Actuaban más como gatos que como seres con los que pudiera razonar.
—Aella, ¿estás segura de que son normales?
—preguntó Arad mientras uno de los Axols comenzaba a ronronear en su pierna como un gato cariñoso.
—No lo sé —respondió Aella—.
Tengo los ojos cerrados.
—No quería arriesgarse ni por un momento.
Arad la miró, sonriendo.
—Vamos, ahora no son tan malos.
Yo tampoco me estoy protegiendo los ojos.
Aella abrió lentamente los ojos, viendo a los Axols por primera vez.
Los Axols son lagartos de piel pálida del tamaño de un gato, con cara plana y aletas como plumas en la cabeza.
Son un tipo de parientes de las salamandras.
—Son algo lindos —sonrió Aella, acariciando al más cercano a ella.
¡CREPITAR!—.
¡AH!
—Recibió una descarga eléctrica, y el Axols le siseó.
—¡HOI!
—Arad agarró por la cabeza al Axol que había electrocutado a Aella y lo levantó—.
¿Quieres que te coma otra vez?
¡Purrrrrr!
El Axol comenzó a ronronear de nuevo.
—No me ronronees.
—Arad miró fijamente al Axol, abriendo su mandíbula, y la pobre criatura comenzó a asustarse.
—No lo hagas, estoy bien —Aella se puso de pie, frotándose la mano—.
No fue una descarga mortal.
—Miró a Arad y se acercó a él, tocando al Axol nuevamente.
¡CREPITAR!
Aella recibió otra descarga.
—¡AH!
—gritó, sacudiendo su mano—.
No tenía intención de electrocutarme.
Sus cuerpos siempre están electrificados.
—Miró con enojo al Axol.
—Pero yo no siento nada —preguntó Arad, mirando al Axol en su mano.
{El poder es más débil de lo que podría lastimarte como dragón.
Para ti, es una descarga pasiva.
Los Axols son del linaje de las salamandras.
Puedes llamarlos salamandras relámpago.}
—Mamá dice que son salamandras relámpago —explicó Arad, y Aella suspiró, rascándose la cabeza.
—Por supuesto.
—Miró al Axol—.
Es lo mismo que las salamandras que siempre están calientes y ardiendo.

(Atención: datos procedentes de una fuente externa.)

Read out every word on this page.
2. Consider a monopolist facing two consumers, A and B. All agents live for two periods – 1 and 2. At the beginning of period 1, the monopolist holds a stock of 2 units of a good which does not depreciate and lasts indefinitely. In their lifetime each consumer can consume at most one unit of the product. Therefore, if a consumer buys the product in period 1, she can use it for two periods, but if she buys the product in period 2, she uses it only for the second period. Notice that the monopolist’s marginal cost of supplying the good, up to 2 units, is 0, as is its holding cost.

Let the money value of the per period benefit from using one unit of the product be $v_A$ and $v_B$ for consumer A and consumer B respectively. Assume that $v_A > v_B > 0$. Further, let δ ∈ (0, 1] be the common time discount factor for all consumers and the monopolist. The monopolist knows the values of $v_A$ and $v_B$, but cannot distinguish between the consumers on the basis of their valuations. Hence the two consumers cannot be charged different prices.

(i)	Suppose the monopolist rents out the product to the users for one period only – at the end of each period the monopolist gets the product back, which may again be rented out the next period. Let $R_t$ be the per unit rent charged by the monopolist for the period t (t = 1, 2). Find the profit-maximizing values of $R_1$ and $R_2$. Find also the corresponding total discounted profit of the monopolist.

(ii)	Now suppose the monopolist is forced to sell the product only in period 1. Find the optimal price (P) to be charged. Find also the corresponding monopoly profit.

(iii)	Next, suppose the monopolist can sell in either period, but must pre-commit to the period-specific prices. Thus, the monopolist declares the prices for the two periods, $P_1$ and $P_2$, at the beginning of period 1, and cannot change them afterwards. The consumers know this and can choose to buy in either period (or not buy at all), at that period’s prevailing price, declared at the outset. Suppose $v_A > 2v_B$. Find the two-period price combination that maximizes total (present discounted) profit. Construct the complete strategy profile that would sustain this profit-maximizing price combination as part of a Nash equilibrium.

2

Este simplemente está electrificado todo el tiempo.
Arad puso al Axol en el suelo.
—Bueno entonces, pequeños —sonrió, mirando a los Axols—.
Mantengan este lugar bien protegido mientras duermo abajo.

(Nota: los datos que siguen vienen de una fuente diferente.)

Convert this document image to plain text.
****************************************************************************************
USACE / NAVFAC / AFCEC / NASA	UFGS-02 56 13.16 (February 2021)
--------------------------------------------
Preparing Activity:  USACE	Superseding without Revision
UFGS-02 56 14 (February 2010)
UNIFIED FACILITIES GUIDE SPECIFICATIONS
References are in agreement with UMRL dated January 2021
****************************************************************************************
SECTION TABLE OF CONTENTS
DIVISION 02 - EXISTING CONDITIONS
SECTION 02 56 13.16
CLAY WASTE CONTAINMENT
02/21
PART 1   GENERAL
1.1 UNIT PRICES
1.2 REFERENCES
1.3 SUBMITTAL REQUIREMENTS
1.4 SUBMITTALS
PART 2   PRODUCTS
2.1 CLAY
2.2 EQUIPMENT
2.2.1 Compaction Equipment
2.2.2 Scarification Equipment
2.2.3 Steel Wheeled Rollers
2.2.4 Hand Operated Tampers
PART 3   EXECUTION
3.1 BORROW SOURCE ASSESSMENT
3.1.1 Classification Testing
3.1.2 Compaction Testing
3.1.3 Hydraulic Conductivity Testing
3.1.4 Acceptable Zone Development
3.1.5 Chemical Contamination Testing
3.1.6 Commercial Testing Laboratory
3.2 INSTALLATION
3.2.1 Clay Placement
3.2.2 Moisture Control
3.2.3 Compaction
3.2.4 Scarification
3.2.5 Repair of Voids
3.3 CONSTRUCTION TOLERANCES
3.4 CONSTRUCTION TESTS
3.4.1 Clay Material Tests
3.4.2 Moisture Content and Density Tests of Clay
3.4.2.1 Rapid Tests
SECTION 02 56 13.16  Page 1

Arad y Aella bajaron a la capa de las hormigas gigantes, y para su sorpresa, las hormigas se congelaron.
—¿Cómo están?
—Arad levantó su mano, tratando de iniciar una conversación.
Una de las hormigas corrió de vuelta hacia la habitación de la reina en pánico.
—¿Cuál es su problema?
—Arad miró a Aella.
—Las quemaste vivas.
Dudo que quieran tener algo que ver contigo —respondió Aella.
—¡AH!
¡Maestro!
—una voz resonó a través de los túneles—.
¡No puedo esperar!
—Eso fue extraño —Aella miró alrededor—.
¿Quién eres?
—preguntó.
—Cállate, elfa.
Estoy hablando con el Maestro —respondió la voz—.
¡Maestro!
Soy la reina.
Ven a conocerme en mi habitación.
Arad y Aella se miraron.
—Vamos a echar un vistazo —sugirió Arad.
—Sí, de todos modos necesitamos pasar por su habitación para llegar a la cuarta capa —Aella suspiró, sintiendo que conocer a la reina de las hormigas era una mala idea.

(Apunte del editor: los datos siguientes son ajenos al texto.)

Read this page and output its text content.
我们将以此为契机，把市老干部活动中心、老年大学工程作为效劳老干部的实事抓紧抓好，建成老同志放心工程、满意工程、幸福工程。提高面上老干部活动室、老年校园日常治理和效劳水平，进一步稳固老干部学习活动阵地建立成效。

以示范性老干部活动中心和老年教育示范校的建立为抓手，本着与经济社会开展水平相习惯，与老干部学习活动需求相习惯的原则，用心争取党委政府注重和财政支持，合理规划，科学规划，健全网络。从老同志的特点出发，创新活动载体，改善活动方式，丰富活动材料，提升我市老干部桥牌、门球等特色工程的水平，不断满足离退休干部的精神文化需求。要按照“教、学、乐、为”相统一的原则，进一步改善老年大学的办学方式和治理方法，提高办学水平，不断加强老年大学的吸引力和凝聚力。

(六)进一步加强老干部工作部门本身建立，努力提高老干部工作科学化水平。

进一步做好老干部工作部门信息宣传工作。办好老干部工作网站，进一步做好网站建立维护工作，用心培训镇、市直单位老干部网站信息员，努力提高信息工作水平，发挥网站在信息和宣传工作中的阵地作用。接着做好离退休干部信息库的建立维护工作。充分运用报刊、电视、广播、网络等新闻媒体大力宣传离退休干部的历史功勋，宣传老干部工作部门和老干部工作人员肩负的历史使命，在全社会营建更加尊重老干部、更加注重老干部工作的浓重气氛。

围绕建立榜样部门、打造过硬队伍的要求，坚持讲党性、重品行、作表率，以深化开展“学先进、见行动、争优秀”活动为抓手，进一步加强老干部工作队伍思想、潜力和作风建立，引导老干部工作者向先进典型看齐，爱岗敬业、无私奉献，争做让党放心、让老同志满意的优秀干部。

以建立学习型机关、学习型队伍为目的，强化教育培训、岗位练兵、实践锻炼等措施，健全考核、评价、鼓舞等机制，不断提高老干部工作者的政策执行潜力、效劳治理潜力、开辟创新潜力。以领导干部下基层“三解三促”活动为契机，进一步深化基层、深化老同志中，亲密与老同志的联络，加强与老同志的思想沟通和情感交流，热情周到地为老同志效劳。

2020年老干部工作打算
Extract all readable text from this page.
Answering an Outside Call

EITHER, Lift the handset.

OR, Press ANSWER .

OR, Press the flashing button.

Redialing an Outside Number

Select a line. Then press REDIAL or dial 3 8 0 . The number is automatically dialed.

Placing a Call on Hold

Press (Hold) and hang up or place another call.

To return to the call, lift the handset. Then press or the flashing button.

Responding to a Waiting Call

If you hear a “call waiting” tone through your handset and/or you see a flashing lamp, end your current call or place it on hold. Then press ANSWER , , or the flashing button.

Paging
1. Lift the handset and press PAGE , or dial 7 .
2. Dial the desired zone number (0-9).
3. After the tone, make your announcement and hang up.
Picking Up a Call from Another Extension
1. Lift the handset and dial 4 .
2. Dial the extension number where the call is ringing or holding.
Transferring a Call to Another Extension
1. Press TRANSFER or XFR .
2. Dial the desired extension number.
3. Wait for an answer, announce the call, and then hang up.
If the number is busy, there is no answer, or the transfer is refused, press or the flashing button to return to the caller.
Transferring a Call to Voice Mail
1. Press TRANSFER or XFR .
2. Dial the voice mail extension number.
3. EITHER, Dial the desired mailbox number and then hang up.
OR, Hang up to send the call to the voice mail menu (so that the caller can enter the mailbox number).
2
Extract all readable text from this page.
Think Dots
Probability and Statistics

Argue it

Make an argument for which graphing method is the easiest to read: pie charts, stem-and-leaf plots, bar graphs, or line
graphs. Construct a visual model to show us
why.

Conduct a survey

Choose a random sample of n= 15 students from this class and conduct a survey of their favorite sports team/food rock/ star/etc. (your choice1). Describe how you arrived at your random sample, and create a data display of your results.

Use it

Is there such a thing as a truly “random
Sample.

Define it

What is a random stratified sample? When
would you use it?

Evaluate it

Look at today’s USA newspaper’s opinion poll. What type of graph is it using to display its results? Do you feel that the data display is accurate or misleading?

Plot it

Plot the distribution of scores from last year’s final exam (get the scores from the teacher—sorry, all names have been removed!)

Arad y Aella caminaron hacia la habitación de la reina, viéndola dormir en el mismo lugar.
—¡AH!
Maestro, te he estado esperando —dijo la reina, moviendo su cuerpo y mirando fijamente a Arad—.
Tú, elfa, puedes irte ahora, ¡fuera!
¡fuera!
—sacudió su cabeza.
Arad miró a Aella.
—¿Le hiciste algo?
—No, ¿deberíamos matarla otra vez?
—Aella preguntó con una sonrisa, sacando su arco.
{La reina hormiga te ve como pareja.
Para ella, Aella no es más que un estorbo.}
^¿Qué?
No, gracias, tengo más cosas que hacer.
¿Eso es siquiera posible?^
{Técnicamente, sí.
Los dragones son compatibles con todos los seres vivos o monstruos, pero no lo recomendaría ya que la reina es más débil que sus propias hormigas.} —explicó Mamá—.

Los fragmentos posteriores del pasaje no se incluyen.